Read with Me
Genesis 3130-35 (HCSB)
Now you have gone off because you long for your father—but why have you stolen my gods?”
Jacob answered, “I was afraid, for I thought you would take your daughters from me by force. If you find your gods with anyone here, he will not live! Before our relatives, point out anything that is yours and take it.” Jacob did not know that Rachel had stolen the idols.
So Laban went into Jacob’s tent, then Leah’s tent, and then the tents of the two female slaves, but he found nothing. Then he left Leah’s tent and entered Rachel’s. Now Rachel had taken Laban’s household idols, put them in the saddlebag of the camel, and sat on them. Laban searched the whole tent but found nothing.
She said to her father, “Sir, don’t be angry that I cannot stand up in your presence; I am having my period.” So Laban searched, but could not find the household idols.
Listen with Me
God had ordered Laban to issue no threats to Jacob for leaving (verse 24) because he was under God’s protection, and Laban obeyed that commandment, attributing to Jacob only positive motives. He wasn’t trying to abscond with Laban’s flocks and his daughters, he was simply overcome with intense longing to see his family. It was completely understandable.
But then Laban suddenly dropped the explosive charge that in the process of leaving, Jacob had stolen the family gods.

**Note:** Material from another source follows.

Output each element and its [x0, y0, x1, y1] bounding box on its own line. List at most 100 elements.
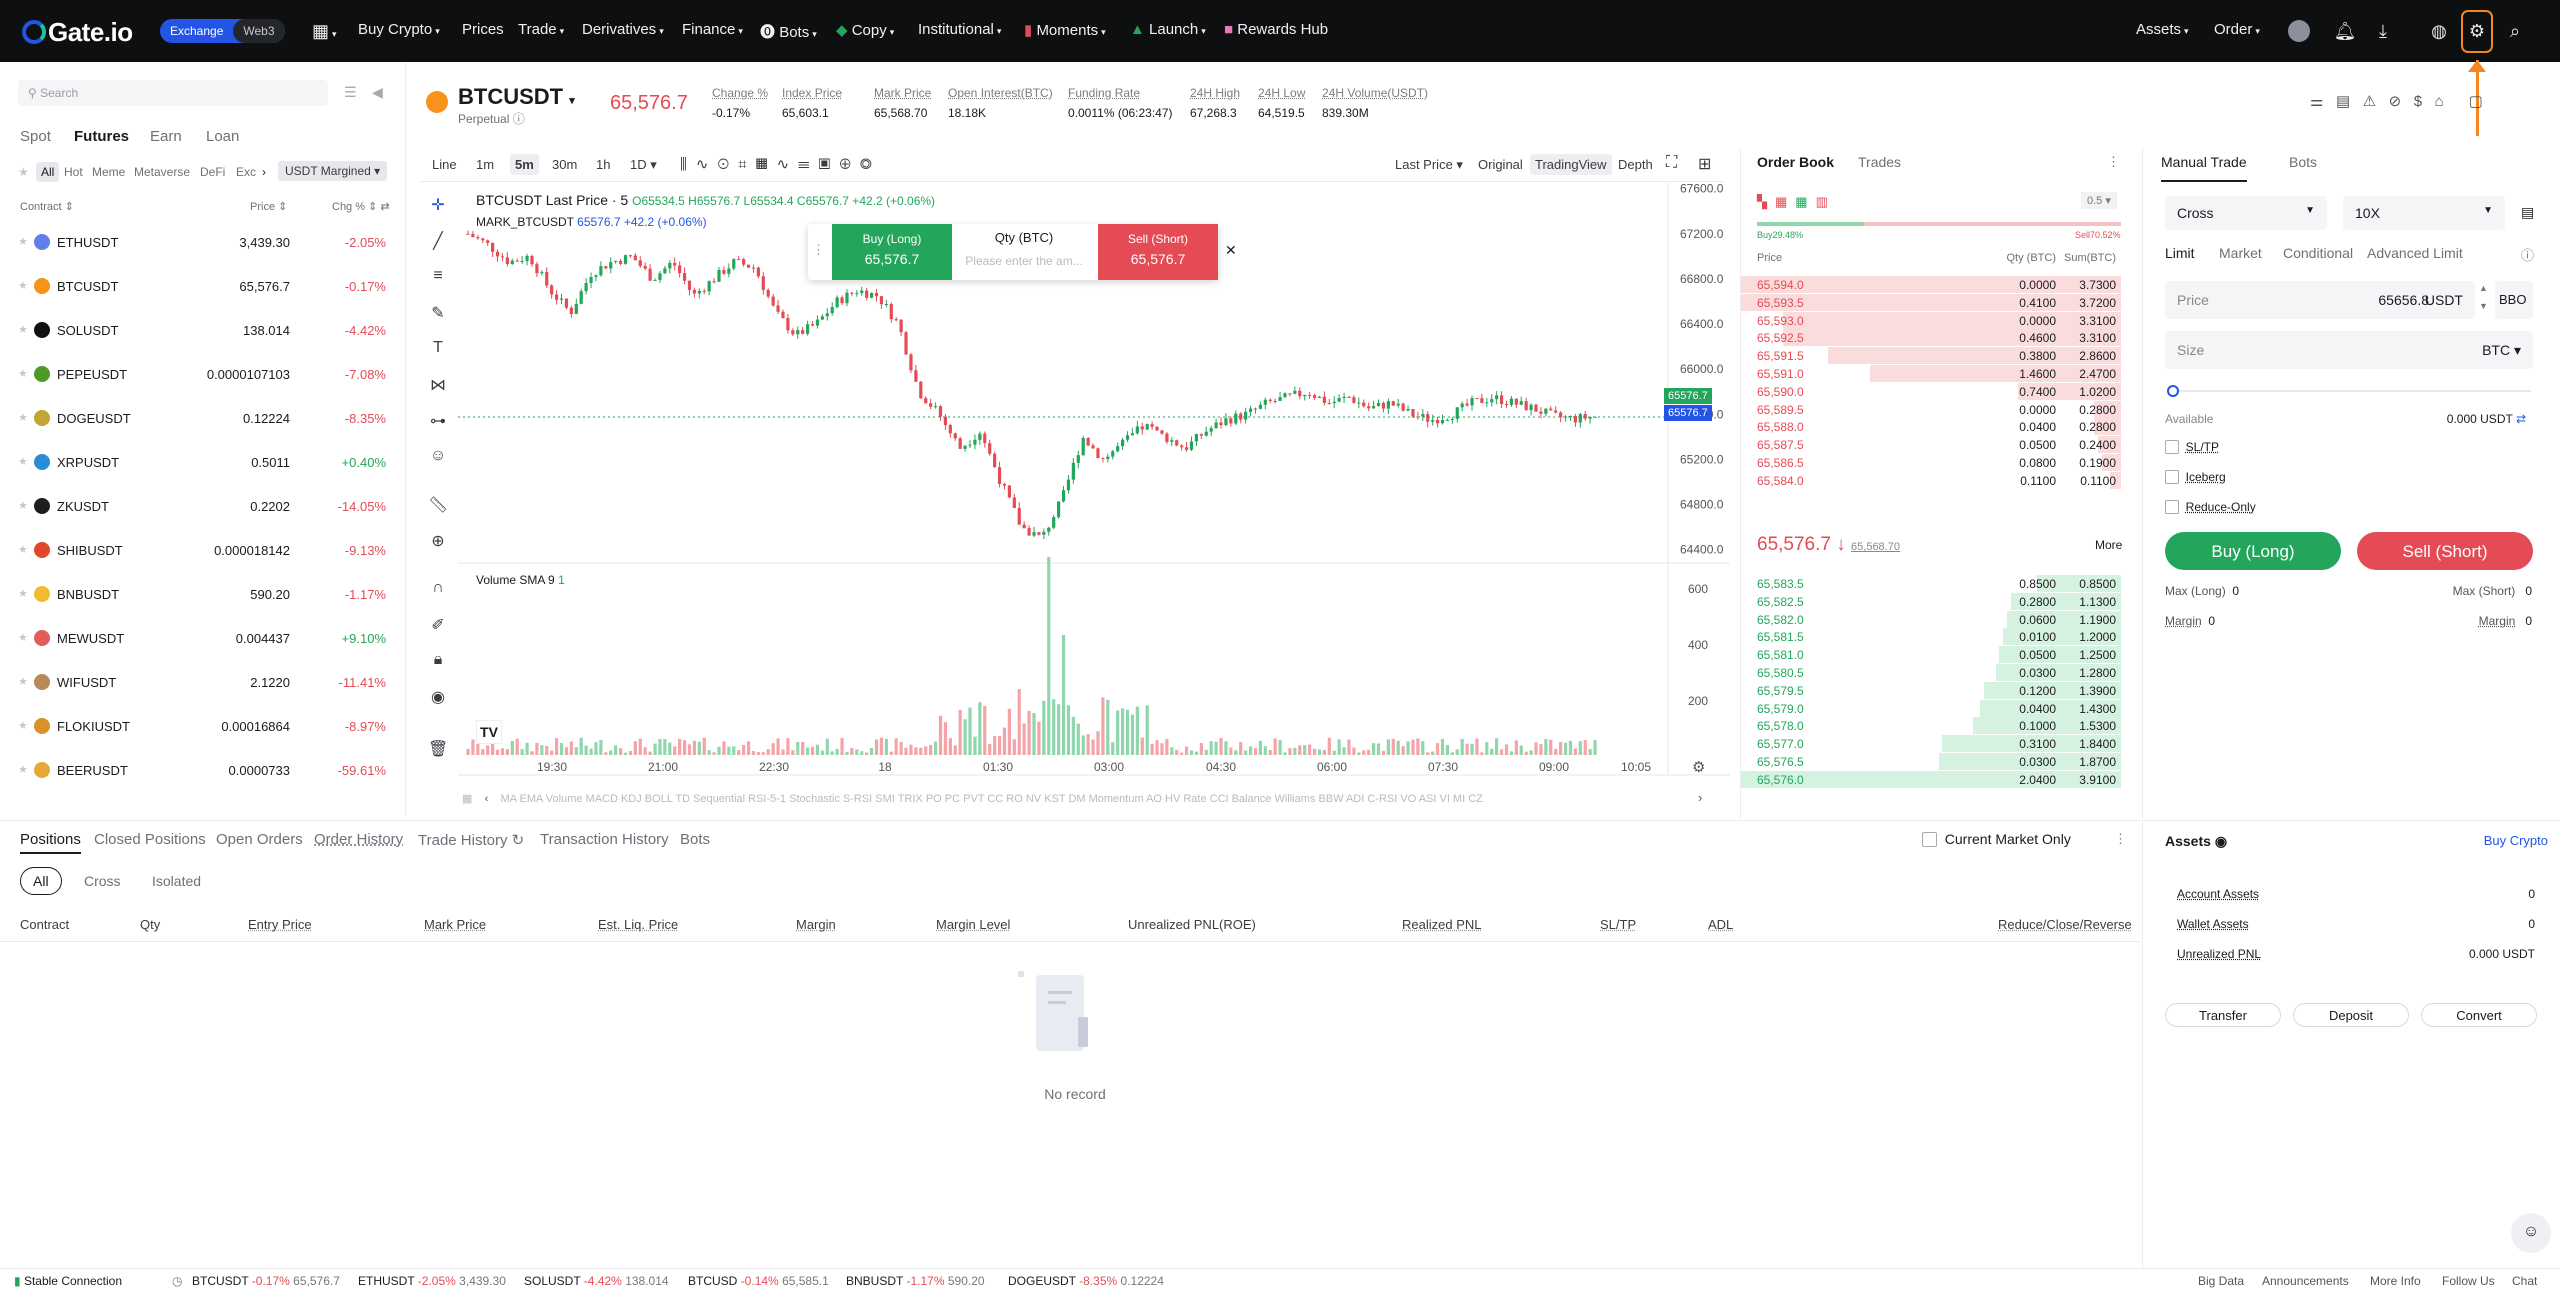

This was a very serious charge, and could easily become the grounds for a death sentence. Everyone gasped and looked at Jacob. But Jacob just looked confused. Rachel was the one who had taken the gods, but she had not told Jacob that she had done so. Her silence was not to give Jacob “plausible deniability”, but simply because she knew that Jacob served a different God and didn’t care about the gods served by her and her family.
Jacob’s immediate response was suspicion and anger. It felt to him that Laban was trying to fabricate charges in order to take back what Jacob considered his legitimate and hard-earned wages, and he was not going to let him do that. They were no longer in Haran where Laban was a big man. They were nearly back to Canaan, and that emboldened Jacob.

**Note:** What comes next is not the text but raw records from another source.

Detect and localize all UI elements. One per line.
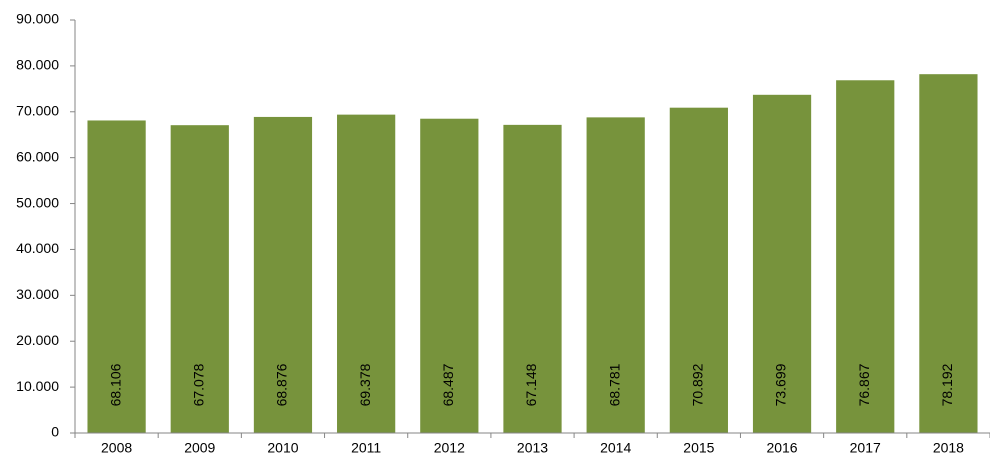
bar	[919, 74, 978, 433]
x-tick-label: 2009	[184, 440, 215, 456]
y-tick-label: 0	[51, 424, 59, 440]
x-tick-label: 2011	[351, 440, 381, 456]
bar	[87, 120, 146, 434]
x-tick-label: 2010	[267, 440, 298, 456]
bar	[420, 118, 479, 433]
bar	[752, 94, 812, 434]
bar	[503, 124, 562, 433]
data-label: 68.876	[274, 363, 290, 406]
y-tick-label: 40.000	[16, 240, 59, 256]
bar	[669, 107, 728, 434]
x-tick-label: 2016	[766, 440, 797, 456]
data-label: 70.892	[690, 363, 706, 406]
y-tick-label: 20.000	[16, 332, 59, 348]
bar	[586, 117, 645, 433]
x-tick-label: 2014	[600, 440, 631, 456]
data-label: 68.781	[606, 363, 622, 406]
data-label: 69.378	[357, 363, 373, 406]
y-tick-label: 70.000	[16, 102, 59, 118]
y-tick-label: 80.000	[16, 57, 59, 73]
data-label: 68.487	[440, 363, 456, 406]
data-label: 68.106	[107, 363, 123, 406]
x-tick-label: 2013	[517, 440, 548, 456]
x-tick-label: 2018	[933, 440, 964, 456]
x-tick-label: 2008	[101, 440, 132, 456]
x-tick-label: 2012	[434, 440, 465, 456]
y-tick-label: 50.000	[16, 194, 59, 210]
y-tick-label: 90.000	[16, 11, 59, 27]
bar	[836, 80, 895, 434]
data-label: 76.867	[856, 363, 872, 406]
x-tick-label: 2017	[850, 440, 881, 456]
bar	[170, 125, 229, 433]
y-tick-label: 60.000	[16, 148, 59, 164]
data-label: 78.192	[939, 363, 955, 406]
y-tick-label: 30.000	[16, 286, 59, 302]
y-tick-label: 10.000	[16, 378, 59, 394]
data-label: 73.699	[773, 363, 789, 406]
data-label: 67.148	[523, 363, 539, 406]
bar	[337, 114, 396, 433]
bar	[253, 116, 313, 433]
x-tick-label: 2015	[683, 440, 714, 456]
data-label: 67.078	[190, 363, 206, 406]
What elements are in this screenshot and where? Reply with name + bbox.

Jacob’s oath that anyone found in possession of the stolen gods would be put to death was rash, but he had no idea that his beloved Rachel was the culprit. However, Laban accepted the terms, believing that it was Jacob himself who was the thief. If the gods were found in his tent or among his things, Laban could kill him using his own rules, and could then take his daughters and flocks back home.
Rachel shows that the genetic predisposition for craftiness shown not only in Jacob, but also in her aunt Rebecca, had definitely been passed down to her. Through sly lies she deceived her father, sending him out of her tent empty handed.
Pray with Me
Father, the deceptions just continued to build on each other, with Laban’s own deception bouncing back upon him in the end. Again, I find it odd that out of the whole family line, Jacob is the one who we consider to be the deceiver, when he was far less deceptive than many of those around him! Lord, our character is so important, and You can do so much more in and through us when we simply align ourselves with your purposes and work in your moral purity. Help me to live that way today. Amen.